Markets seem to want to jump off the cliff before they are pushed
The financial markets are reacting as though it’s 2007 Lehman. It’s more 2016 lemming!
Michael White, Boutique Capital
‘Help me with lender court cases – or we are all going to drown’
I hope the mortgage industry backs me at Property 118 because the sharks have tasted the blood in the water now. My efforts to date will be a pyrrhic victory if the PI insurers don’t back us to take BoI and Skipton to court.
Remember, the FoS decision still stands on those cases and over 150,000 borrowers are affected. Claims quantum is thought to be over £600m excluding legal costs and compensation, let alone the disruption to the industry.
I am like the little boy who stuck his finger in the dam. If I don’t get help soon, we will all drown!
Mark Alexander, Property 118
We can’t benefit from new-build if builders won’t let clients use us
I was interested to read Tony Fullbrook’s letter last month (‘As the new-build sector picks up, well-informed brokers will benefit’).

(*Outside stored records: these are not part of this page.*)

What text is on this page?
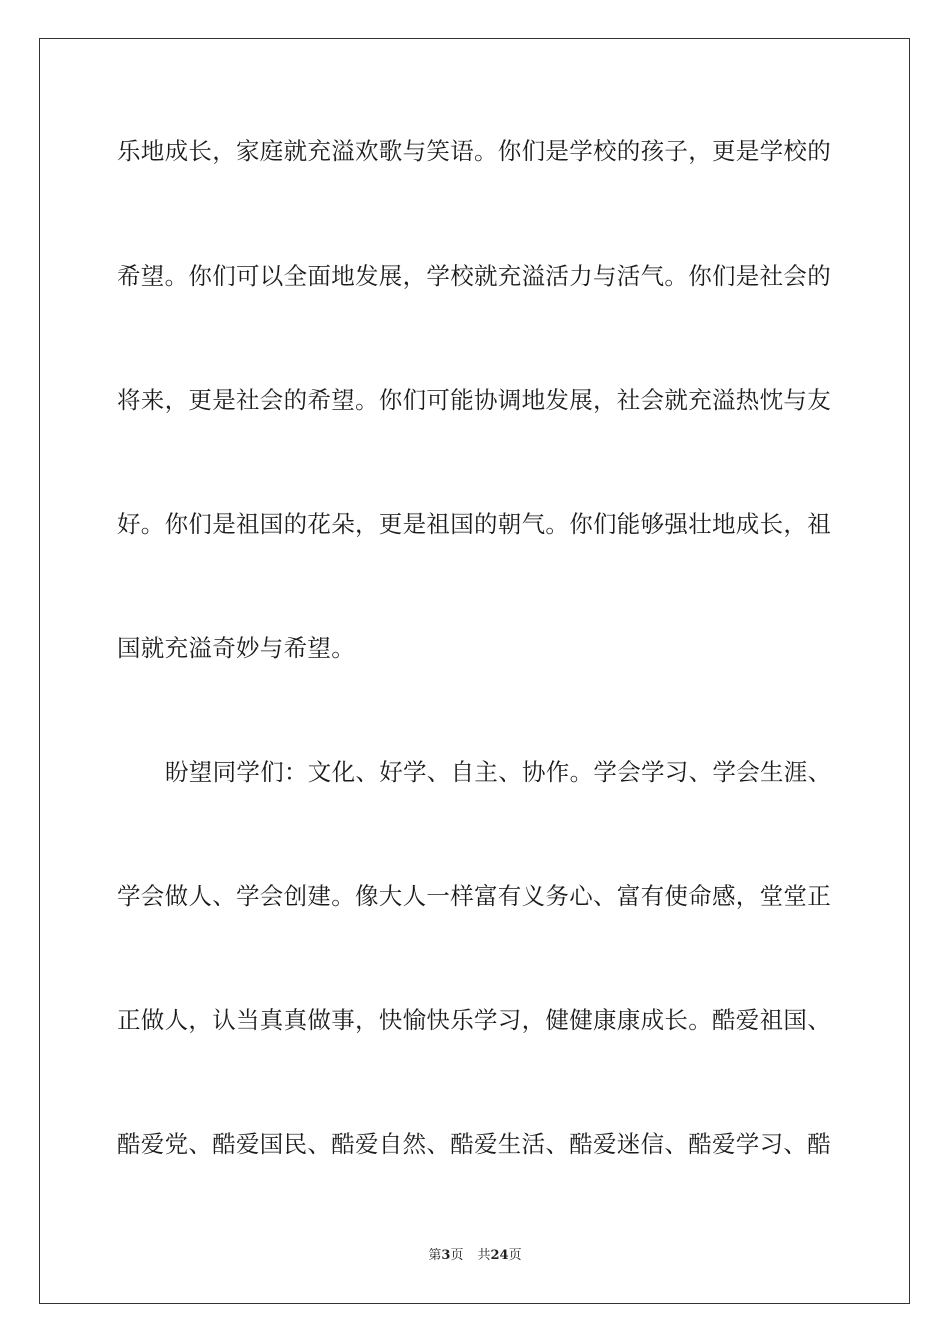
乐地成长，家庭就充溢欢歌与笑语。你们是学校的孩子，更是学校的
希望。你们可以全面地发展，学校就充溢活力与活气。你们是社会的
将来，更是社会的希望。你们可能协调地发展，社会就充溢热忱与友
好。你们是祖国的花朵，更是祖国的朝气。你们能够强壮地成长，祖
国就充溢奇妙与希望。
盼望同学们：文化、好学、自主、协作。学会学习、学会生涯、
学会做人、学会创建。像大人一样富有义务心、富有使命感，堂堂正
正做人，认当真真做事，快愉快乐学习，健健康康成长。酷爱祖国、
酷爱党、酷爱国民、酷爱自然、酷爱生活、酷爱迷信、酷爱学习、酷
第3页 共24页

I am sure most brokers would agree with his sentiments.
However, brokers are hampered by the fact that builders often insist on purchasers using their own in-house advisers and solicitors. I have just had a case when, fortunately, my client insisted on using me and I had obtained a decision in principle. The trade-off was that he still had to use their solicitor.

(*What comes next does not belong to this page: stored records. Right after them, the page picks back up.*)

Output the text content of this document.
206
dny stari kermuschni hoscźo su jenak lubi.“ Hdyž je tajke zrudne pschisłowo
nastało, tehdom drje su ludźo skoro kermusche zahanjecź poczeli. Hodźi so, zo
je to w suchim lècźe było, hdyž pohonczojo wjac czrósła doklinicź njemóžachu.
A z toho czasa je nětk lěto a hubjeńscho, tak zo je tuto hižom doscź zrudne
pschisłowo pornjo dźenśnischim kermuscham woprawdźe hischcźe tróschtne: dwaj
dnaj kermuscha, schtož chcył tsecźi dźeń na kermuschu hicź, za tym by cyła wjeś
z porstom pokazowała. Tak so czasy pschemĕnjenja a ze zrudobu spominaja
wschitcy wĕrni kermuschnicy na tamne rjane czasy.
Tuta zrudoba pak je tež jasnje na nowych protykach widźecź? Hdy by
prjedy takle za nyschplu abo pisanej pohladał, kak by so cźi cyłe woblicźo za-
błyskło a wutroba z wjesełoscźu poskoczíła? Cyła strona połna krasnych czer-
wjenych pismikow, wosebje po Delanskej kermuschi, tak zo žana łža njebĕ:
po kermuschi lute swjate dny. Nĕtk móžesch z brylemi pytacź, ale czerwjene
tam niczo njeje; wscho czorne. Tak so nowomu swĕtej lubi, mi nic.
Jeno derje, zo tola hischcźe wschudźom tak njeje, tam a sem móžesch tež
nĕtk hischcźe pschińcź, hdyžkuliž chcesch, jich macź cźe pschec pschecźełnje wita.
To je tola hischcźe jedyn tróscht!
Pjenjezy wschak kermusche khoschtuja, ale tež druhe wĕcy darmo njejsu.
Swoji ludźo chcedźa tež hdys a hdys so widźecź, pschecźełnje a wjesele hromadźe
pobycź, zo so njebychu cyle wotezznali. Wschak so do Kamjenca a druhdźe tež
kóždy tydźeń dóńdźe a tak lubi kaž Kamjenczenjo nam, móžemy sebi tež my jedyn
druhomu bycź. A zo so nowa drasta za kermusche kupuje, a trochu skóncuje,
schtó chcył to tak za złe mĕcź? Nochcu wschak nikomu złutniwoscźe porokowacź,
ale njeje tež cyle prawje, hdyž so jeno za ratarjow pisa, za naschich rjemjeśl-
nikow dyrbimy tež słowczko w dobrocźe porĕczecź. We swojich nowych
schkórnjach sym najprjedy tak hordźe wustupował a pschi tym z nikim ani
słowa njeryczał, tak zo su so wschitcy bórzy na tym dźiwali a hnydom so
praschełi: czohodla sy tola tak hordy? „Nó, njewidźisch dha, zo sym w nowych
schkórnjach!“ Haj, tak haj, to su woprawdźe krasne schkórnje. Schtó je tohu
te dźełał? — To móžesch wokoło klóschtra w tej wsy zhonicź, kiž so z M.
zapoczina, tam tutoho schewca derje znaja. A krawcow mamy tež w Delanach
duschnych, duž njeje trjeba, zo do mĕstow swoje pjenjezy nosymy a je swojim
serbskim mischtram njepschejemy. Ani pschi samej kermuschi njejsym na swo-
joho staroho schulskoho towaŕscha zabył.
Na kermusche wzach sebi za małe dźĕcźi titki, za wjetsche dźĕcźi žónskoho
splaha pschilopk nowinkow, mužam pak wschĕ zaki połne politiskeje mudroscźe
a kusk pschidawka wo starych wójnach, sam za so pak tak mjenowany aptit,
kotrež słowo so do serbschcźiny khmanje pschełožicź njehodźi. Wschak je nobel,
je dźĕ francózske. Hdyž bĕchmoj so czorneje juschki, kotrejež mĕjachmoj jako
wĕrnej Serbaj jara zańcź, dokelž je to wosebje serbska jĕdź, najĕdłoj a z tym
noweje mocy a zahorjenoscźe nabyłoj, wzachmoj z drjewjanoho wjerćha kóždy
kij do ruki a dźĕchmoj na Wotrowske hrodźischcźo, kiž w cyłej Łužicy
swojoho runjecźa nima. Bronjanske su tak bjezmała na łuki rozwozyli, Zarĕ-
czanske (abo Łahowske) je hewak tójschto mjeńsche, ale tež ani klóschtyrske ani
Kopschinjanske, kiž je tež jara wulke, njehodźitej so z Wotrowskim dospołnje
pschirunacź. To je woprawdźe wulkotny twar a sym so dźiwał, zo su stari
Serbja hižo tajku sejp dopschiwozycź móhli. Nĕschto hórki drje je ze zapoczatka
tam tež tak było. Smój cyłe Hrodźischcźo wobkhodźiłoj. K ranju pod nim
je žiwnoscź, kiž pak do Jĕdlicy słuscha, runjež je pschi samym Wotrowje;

Coupled with this, we have certain corporate estate agents that carry out similar practices. Qualifying a purchaser’s mortgage prospects is quite acceptable; attempting to place the mortgage usually with the same lender is not.
I had a case when an agent tried to use a carrot of £1,000 off the purchase price “if you use our adviser and solicitor”. When studying their quote for conveyancing and a fee for financial services plus a separate fee from that of the lender for the valuation, it was found that the ‘carrot’ had cost an additional £500.
Practices as described above should be stopped. Brokers in the main are fully aware of the new-build opportunities but please give us a level playing field.
James Town, Mortgage Decisions
Article 50 could hinder repayments of Help to Buy equity loans
Regarding Mortgage Strategy’s recent cover story, ‘Brexit fears rock new-build sector’, the real question is how Help to Buy equity loans will perform when they become due for payment in 2018.If we’re deep in Article 50 arrangements, uncertainty there could mean a bumpy ride ahead.